Darse cuenta

Mientras existen problemas sociales que identificamos a simple vista como las desigualdades económicas, hay otros como la violencia y discriminación de género que, por su continuidad y permanencia, nos resulta difícil reconocer.

Al pensar en el término “violencia de género” es muy probable que vengan a nuestra mente imágenes de mujeres con el rostro o el cuerpo lastimado, pero existen diferentes formas, más sutiles pero igualmente agresivas de dañar al otro género, al que se considera inferior; en este caso el femenino.

Culturalmente, nos hemos acostumbrado a que hombres y mujeres desempeñemos determinados roles a partir de los cuales nos relacionamos. Así consideramos que cierto tipo de agresiones son, por llamarlas de algún modo, “naturales” porque son aceptadas socialmente, como parte del ser hombre y el ser mujer.

Creemos que los modelos femenino y masculino han sido siempre del mismo modo y que lo lógico es reproducirlos. Esto es erróneo, no es lo mismo ser mujer en Oriente que en Occidente, en la ciudad que en provincia, en el siglo II que en el XVII o el XXI. En cada lugar y en cada momento, las relaciones entre géneros se han configurado de forma distinta. En países como México, por ejemplo, las mujeres ocupan cada vez más espacios en diferentes ámbitos de la vida; es decir, más allá del hogar y el cuidado de la familia.

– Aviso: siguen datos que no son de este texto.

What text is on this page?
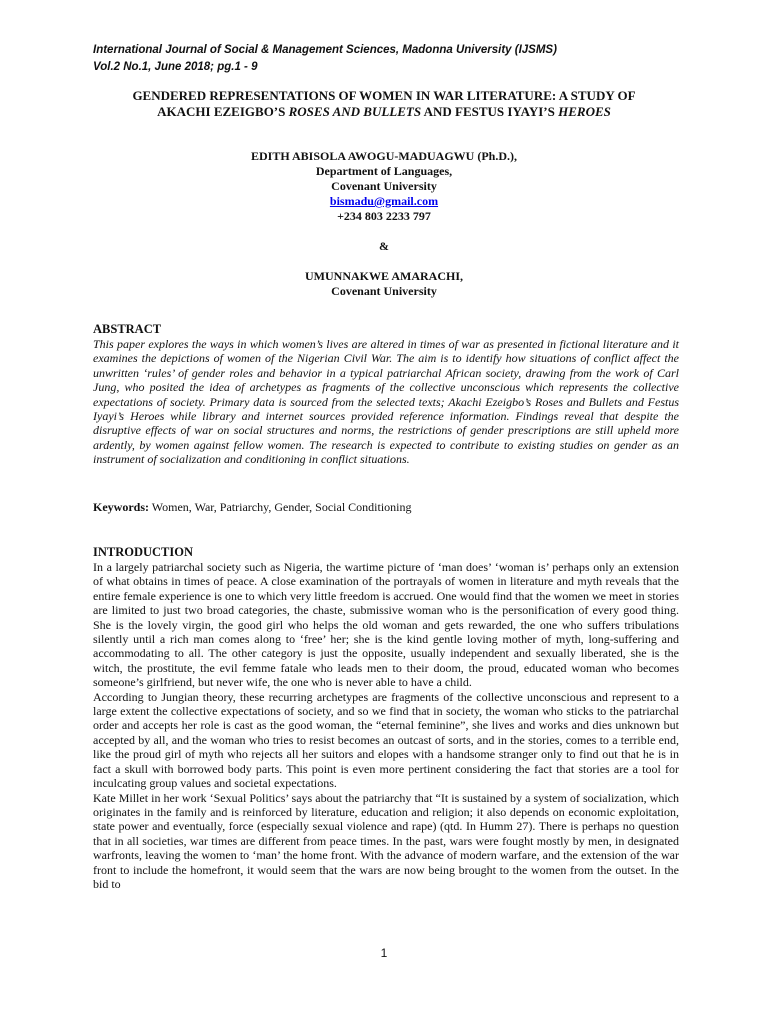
International Journal of Social & Management Sciences, Madonna University (IJSMS)
Vol.2 No.1, June 2018; pg.1 - 9
GENDERED REPRESENTATIONS OF WOMEN IN WAR LITERATURE: A STUDY OF
AKACHI EZEIGBO’S ROSES AND BULLETS AND FESTUS IYAYI’S HEROES
EDITH ABISOLA AWOGU-MADUAGWU (Ph.D.),
Department of Languages,
Covenant University
bismadu@gmail.com
+234 803 2233 797
&
UMUNNAKWE AMARACHI,
Covenant University
ABSTRACT
This paper explores the ways in which women’s lives are altered in times of war as presented in fictional literature and it examines the depictions of women of the Nigerian Civil War. The aim is to identify how situations of conflict affect the unwritten ‘rules’ of gender roles and behavior in a typical patriarchal African society, drawing from the work of Carl Jung, who posited the idea of archetypes as fragments of the collective unconscious which represents the collective expectations of society. Primary data is sourced from the selected texts; Akachi Ezeigbo’s Roses and Bullets and Festus Iyayi’s Heroes while library and internet sources provided reference information. Findings reveal that despite the disruptive effects of war on social structures and norms, the restrictions of gender prescriptions are still upheld more ardently, by women against fellow women. The research is expected to contribute to existing studies on gender as an instrument of socialization and conditioning in conflict situations.
Keywords: Women, War, Patriarchy, Gender, Social Conditioning
INTRODUCTION

In a largely patriarchal society such as Nigeria, the wartime picture of ‘man does’ ‘woman is’ perhaps only an extension of what obtains in times of peace. A close examination of the portrayals of women in literature and myth reveals that the entire female experience is one to which very little freedom is accrued. One would find that the women we meet in stories are limited to just two broad categories, the chaste, submissive woman who is the personification of every good thing. She is the lovely virgin, the good girl who helps the old woman and gets rewarded, the one who suffers tribulations silently until a rich man comes along to ‘free’ her; she is the kind gentle loving mother of myth, long-suffering and accommodating to all. The other category is just the opposite, usually independent and sexually liberated, she is the witch, the prostitute, the evil femme fatale who leads men to their doom, the proud, educated woman who becomes someone’s girlfriend, but never wife, the one who is never able to have a child.

According to Jungian theory, these recurring archetypes are fragments of the collective unconscious and represent to a large extent the collective expectations of society, and so we find that in society, the woman who sticks to the patriarchal order and accepts her role is cast as the good woman, the “eternal feminine”, she lives and works and dies unknown but accepted by all, and the woman who tries to resist becomes an outcast of sorts, and in the stories, comes to a terrible end, like the proud girl of myth who rejects all her suitors and elopes with a handsome stranger only to find out that he is in fact a skull with borrowed body parts. This point is even more pertinent considering the fact that stories are a tool for inculcating group values and societal expectations.

Kate Millet in her work ‘Sexual Politics’ says about the patriarchy that “It is sustained by a system of socialization, which originates in the family and is reinforced by literature, education and religion; it also depends on economic exploitation, state power and eventually, force (especially sexual violence and rape) (qtd. In Humm 27). There is perhaps no question that in all societies, war times are different from peace times. In the past, wars were fought mostly by men, in designated warfronts, leaving the women to ‘man’ the home front. With the advance of modern warfare, and the extension of the war front to include the homefront, it would seem that the wars are now being brought to the women from the outset. In the bid to

1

Pero falta mucho por hacer; si reflexionamos en torno a las relaciones de género descubriremos que nuestras sociedades reconocen más valor, fuerza, vitalidad y contundencia a los hombres que a las mujeres; sobre todo en lo que se relaciona con espacios de poder. De hecho, muchas mujeres aceptan y reproducen esta idea con niñas y niños por igual. Aceptar esta idea es creer que la naturaleza nos otorgó capacidades específicas a unos y otros para desempeñar sólo determinados papeles. En el caso de la mujer: ser madre y cuidar un hogar, en el del hombre ser líder y proveedor, entre otros.

La situación comenzó a cambiar hace muy poco, en el siglo XX, cuando a partir de la Primera y la Segunda Guerra Mundial, las mujeres —en ausencia de los hombres— tuvieron que incorporarse activamente a la vida productiva. Fue entonces cuando comenzaron a surgir los primeros grupos feministas en forma; mujeres que reconocieron sus capacidades y comenzaron a luchar para eliminar la violencia y la discriminación con el propósito de establecer relaciones equitativas de género, basadas en el respeto, el reconocimiento y la libertad del otro.

A partir de entonces, los usos y costumbres se han ido transformando poco a poco; es lógico porque los cambios sociales y culturales son parte de un proceso, en el que cada individuo puede incidir con conciencia, responsabilidad y acción personal. En este sentido, el primer paso es mirar con atención el entorno para identificar el amplio espectro de formas en que se ejerce la violencia o discriminación contra la mujer.